体内でも合成されますが、食べ物を通じて体内に取り込まれることもあります。
 ヒスタミンが生成された食べ物を食べて起きるアレルギー様の症状が、ヒスタミン食中毒です。
 ヒスタミンは、食品に含まれるアミノ酸のヒスチジンに、ヒスタミン生産菌の酵素が作用して生成します。
 ヒスチジンが多く含まれる食品を常温に放置して、ヒスタミン産生菌が増殖すると、大量のヒスタミンが生成されます。
 ヒスタミン産生菌の多くは常温で繁殖しますが、魚の体表について生息している菌は低温で生きています。
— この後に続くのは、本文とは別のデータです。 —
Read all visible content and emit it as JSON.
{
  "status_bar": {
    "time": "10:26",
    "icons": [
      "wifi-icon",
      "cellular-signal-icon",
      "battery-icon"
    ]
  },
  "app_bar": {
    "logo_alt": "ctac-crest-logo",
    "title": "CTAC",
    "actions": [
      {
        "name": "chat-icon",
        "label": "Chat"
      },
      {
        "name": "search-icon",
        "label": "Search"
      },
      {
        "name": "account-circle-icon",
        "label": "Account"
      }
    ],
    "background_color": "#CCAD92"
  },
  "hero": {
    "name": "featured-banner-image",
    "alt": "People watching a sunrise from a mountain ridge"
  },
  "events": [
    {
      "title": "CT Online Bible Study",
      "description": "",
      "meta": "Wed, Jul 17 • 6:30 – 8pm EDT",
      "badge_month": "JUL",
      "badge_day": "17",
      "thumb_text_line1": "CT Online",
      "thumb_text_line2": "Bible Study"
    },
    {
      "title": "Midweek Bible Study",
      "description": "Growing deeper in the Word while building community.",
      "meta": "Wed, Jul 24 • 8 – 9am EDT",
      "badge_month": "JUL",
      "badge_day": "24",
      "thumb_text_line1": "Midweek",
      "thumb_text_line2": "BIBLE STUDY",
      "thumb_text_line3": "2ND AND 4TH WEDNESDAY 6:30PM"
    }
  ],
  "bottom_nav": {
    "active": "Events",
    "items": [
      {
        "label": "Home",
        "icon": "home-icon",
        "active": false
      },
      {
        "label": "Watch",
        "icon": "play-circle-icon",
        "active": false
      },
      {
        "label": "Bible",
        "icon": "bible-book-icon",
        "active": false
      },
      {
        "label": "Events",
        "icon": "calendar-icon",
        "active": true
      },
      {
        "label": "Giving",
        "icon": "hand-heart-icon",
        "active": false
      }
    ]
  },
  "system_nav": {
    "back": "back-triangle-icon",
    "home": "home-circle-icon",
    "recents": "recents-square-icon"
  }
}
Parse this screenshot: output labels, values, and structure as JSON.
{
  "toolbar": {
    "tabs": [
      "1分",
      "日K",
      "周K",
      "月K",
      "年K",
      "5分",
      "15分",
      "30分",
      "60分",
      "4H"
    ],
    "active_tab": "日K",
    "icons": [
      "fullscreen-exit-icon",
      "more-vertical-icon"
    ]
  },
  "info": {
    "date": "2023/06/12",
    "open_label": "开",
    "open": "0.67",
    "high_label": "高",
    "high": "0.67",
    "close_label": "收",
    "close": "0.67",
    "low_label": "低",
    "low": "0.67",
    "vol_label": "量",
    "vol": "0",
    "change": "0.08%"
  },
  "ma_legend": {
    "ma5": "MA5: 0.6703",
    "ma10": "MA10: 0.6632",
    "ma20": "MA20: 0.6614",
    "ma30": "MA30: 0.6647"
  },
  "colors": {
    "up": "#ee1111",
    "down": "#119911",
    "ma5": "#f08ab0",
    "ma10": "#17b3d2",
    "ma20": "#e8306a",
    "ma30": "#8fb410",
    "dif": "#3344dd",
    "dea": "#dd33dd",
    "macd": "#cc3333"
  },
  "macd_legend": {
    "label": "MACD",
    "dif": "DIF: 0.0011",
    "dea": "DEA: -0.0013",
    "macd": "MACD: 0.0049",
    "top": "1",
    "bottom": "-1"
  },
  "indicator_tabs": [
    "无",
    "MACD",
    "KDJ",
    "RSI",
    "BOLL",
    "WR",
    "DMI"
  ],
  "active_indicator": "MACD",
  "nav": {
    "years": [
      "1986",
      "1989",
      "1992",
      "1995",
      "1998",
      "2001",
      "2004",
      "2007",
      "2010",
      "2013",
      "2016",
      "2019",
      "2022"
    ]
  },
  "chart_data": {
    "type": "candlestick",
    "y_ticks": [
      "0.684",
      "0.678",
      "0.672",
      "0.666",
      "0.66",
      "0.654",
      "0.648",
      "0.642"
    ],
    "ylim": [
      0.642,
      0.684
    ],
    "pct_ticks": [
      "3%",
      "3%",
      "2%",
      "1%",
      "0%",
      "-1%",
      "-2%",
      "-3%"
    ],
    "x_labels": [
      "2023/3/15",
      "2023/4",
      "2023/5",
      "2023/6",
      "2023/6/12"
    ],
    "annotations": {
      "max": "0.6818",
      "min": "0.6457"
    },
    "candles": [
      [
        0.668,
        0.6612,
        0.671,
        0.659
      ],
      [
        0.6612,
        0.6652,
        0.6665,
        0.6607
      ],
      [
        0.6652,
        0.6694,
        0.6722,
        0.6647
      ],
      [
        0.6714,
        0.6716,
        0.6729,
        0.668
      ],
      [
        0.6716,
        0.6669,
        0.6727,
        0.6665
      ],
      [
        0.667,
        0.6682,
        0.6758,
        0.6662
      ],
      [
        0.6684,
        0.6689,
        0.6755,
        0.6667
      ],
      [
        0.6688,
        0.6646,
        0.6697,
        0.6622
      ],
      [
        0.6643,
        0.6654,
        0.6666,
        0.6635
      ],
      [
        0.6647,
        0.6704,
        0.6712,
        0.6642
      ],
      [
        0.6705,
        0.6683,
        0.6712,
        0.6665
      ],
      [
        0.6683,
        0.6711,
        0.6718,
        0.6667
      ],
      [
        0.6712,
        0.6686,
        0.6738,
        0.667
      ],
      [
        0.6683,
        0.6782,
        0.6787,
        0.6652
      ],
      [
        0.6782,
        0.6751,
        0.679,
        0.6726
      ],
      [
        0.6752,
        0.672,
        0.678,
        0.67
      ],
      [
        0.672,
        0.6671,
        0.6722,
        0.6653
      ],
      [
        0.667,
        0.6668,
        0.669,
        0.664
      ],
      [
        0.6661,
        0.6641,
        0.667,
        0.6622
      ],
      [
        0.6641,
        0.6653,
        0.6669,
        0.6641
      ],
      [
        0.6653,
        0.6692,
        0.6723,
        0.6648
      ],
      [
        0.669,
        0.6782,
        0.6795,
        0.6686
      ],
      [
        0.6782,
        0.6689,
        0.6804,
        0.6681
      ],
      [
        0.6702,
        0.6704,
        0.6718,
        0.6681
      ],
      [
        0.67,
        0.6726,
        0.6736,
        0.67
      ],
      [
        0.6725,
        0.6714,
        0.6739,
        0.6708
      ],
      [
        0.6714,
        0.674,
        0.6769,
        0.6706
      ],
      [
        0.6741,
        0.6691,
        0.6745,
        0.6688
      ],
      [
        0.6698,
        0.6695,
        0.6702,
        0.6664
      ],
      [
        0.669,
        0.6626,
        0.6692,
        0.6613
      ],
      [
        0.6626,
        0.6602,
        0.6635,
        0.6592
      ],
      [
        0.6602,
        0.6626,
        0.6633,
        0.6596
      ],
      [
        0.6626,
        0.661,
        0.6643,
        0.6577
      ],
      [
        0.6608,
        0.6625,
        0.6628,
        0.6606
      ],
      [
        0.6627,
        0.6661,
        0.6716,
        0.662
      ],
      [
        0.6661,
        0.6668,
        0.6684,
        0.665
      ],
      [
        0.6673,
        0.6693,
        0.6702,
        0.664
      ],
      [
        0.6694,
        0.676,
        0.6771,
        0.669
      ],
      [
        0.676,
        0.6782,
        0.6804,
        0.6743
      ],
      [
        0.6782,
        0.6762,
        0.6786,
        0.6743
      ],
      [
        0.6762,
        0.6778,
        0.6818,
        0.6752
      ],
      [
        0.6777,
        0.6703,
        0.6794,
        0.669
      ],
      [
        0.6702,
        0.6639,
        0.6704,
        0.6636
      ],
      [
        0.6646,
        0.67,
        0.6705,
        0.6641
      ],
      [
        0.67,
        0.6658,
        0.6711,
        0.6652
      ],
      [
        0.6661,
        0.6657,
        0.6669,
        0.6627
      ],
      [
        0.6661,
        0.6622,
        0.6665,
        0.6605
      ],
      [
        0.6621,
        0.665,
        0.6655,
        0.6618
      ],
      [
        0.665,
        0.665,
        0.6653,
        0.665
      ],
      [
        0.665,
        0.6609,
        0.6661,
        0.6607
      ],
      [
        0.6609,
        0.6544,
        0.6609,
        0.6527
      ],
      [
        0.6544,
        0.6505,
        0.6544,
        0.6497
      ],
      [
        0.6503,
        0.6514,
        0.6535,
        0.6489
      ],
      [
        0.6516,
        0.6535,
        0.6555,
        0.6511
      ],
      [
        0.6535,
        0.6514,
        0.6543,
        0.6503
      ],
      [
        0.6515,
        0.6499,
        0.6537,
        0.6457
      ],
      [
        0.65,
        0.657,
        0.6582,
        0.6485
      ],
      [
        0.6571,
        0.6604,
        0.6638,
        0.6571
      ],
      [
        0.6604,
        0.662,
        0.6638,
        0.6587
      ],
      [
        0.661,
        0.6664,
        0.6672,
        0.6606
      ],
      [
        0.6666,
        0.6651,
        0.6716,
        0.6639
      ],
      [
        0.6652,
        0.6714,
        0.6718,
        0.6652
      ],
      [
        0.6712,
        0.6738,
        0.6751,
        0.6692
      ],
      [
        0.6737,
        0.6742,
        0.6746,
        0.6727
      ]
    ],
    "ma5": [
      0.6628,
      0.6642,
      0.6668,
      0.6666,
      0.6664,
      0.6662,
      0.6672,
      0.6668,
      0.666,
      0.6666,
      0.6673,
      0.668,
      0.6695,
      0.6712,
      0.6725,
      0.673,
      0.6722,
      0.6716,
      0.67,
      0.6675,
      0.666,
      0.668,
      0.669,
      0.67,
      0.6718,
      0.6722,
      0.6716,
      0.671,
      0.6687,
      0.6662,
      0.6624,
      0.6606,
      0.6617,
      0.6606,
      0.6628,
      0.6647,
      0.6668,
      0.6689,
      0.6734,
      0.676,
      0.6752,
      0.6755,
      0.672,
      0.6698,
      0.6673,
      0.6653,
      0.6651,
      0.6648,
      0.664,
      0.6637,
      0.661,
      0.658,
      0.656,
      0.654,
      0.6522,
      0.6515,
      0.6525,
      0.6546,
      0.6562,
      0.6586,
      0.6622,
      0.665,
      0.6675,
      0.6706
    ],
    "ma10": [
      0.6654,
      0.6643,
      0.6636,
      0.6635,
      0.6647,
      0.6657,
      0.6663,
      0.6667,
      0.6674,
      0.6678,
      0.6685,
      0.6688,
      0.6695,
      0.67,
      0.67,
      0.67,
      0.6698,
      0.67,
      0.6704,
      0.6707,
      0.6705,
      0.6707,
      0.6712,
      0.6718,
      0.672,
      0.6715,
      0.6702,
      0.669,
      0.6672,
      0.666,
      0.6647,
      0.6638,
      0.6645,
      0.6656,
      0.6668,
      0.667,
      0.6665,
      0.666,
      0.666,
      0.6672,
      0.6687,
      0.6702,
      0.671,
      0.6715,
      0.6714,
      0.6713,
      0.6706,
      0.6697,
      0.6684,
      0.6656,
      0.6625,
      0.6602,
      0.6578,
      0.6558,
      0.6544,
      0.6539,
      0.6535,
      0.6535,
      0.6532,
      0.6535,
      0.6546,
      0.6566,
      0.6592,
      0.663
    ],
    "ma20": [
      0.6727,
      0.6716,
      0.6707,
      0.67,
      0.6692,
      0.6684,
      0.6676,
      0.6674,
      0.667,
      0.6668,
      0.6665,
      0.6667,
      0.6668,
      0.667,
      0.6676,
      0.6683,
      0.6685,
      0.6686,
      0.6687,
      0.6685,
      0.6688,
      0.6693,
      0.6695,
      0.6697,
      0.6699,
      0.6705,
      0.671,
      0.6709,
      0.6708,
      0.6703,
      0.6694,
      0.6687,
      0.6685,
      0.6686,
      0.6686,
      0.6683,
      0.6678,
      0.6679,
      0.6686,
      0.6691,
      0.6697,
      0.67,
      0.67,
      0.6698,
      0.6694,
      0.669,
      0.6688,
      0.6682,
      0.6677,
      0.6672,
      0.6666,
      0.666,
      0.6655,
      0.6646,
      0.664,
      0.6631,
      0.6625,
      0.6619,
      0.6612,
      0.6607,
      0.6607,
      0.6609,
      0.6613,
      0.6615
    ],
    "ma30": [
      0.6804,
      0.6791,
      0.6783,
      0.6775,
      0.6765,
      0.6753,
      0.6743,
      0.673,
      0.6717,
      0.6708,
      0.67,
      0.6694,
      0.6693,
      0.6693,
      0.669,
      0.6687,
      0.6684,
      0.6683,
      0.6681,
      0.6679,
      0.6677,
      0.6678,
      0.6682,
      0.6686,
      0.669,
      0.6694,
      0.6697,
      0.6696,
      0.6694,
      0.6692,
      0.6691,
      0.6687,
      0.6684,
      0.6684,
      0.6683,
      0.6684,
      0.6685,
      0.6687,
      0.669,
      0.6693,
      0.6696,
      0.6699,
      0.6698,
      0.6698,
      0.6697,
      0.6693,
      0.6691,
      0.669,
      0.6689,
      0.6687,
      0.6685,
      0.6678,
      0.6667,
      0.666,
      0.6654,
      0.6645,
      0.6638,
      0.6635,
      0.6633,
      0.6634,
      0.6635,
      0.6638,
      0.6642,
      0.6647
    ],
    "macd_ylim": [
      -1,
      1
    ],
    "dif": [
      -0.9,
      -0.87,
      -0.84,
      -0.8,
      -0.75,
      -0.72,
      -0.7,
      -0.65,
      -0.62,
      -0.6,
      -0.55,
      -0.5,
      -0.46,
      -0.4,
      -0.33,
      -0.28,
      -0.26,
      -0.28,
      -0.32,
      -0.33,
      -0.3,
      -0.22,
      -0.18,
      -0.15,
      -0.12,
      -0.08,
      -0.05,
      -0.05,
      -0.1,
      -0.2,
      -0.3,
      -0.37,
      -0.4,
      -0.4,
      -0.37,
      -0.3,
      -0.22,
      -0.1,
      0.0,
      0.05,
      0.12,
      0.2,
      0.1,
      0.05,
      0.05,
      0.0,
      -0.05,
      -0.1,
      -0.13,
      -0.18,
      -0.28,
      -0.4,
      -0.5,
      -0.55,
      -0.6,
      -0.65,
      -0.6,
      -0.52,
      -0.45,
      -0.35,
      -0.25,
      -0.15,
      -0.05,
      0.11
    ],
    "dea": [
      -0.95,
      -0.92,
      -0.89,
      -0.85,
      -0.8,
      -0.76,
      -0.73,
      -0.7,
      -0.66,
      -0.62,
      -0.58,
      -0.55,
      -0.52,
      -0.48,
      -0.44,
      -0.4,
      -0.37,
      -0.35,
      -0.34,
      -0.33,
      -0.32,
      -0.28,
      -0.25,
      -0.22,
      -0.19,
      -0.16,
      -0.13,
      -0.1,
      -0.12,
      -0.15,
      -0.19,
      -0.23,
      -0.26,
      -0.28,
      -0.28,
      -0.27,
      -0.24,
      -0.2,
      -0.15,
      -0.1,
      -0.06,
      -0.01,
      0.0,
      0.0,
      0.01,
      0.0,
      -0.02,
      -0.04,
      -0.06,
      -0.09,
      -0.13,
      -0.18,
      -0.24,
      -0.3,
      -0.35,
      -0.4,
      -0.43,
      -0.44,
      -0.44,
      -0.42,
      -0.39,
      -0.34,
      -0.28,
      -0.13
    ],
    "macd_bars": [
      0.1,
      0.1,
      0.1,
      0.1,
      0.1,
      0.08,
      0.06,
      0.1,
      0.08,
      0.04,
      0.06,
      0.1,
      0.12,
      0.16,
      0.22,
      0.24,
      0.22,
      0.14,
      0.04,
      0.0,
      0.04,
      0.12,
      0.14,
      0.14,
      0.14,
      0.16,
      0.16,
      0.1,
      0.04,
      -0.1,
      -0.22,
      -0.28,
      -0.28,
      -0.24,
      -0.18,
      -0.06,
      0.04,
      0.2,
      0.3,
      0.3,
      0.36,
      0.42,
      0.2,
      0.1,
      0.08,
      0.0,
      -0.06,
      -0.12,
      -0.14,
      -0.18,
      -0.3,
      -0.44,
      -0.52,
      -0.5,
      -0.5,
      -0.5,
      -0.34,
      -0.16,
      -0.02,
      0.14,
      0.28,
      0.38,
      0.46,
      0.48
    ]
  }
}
だから、冷蔵庫でも長時間保存していると、ヒスタミンが生成されることがあるのです。
 ヒスチジンを多く含む食品は、マグロ、カジキ、カツオ、サバ、イワシ、サンマ、ブリ、アジなどの赤身魚と、その加工品です。
 ヒスタミン食中毒の症状は、東京都保健医療局によると、多くの場合、食べた直後から1時間以内に、顔面、特に口の周りや耳たぶが赤くなるほか、じんましん、頭痛、おう吐、下痢などの症状が表れます。
 重症の場合は、呼吸困難や意識不明になることもありますが、死亡事例はこれまでにありません。
 ただし、熱に強く、調理加工工程では除去できないため、ヒスタミンが多く生成されると、食中毒を防ぐことはできません。
 症状はアレルギーと似ていますが、食品中にできたヒスタミンが原因なので、アレルギー体質とは関係ありません。
 ヒスタミン食中毒は、誰にでも起こる可能性があります。

家庭での対策は

ヒスタミン食中毒を防ぐため、家庭では次のような対策を心がけましょう。

  1. 生魚は常温で放置せず、速やかに冷蔵庫で保管する。
  2. 魚のエラや内臓はヒスタミン産生菌が多くいるので、できるだけ早く除去する。
  3. 冷蔵しても、できるだけ早く食べる。
  4. 鮮度が低下した魚は食べない。
  5. 赤身魚の干物も低温保存する。
  6. 冷凍した赤身魚の解凍は、冷蔵庫で解凍し、短時間で済ませる。凍結と解凍の繰り返しは避ける。
  7. 食べたときに舌が「ピリピリ」したら、食べるのをやめる。
  8. くちびるや舌先に通常と異なる刺激を感じた場合は、食べずに処分する。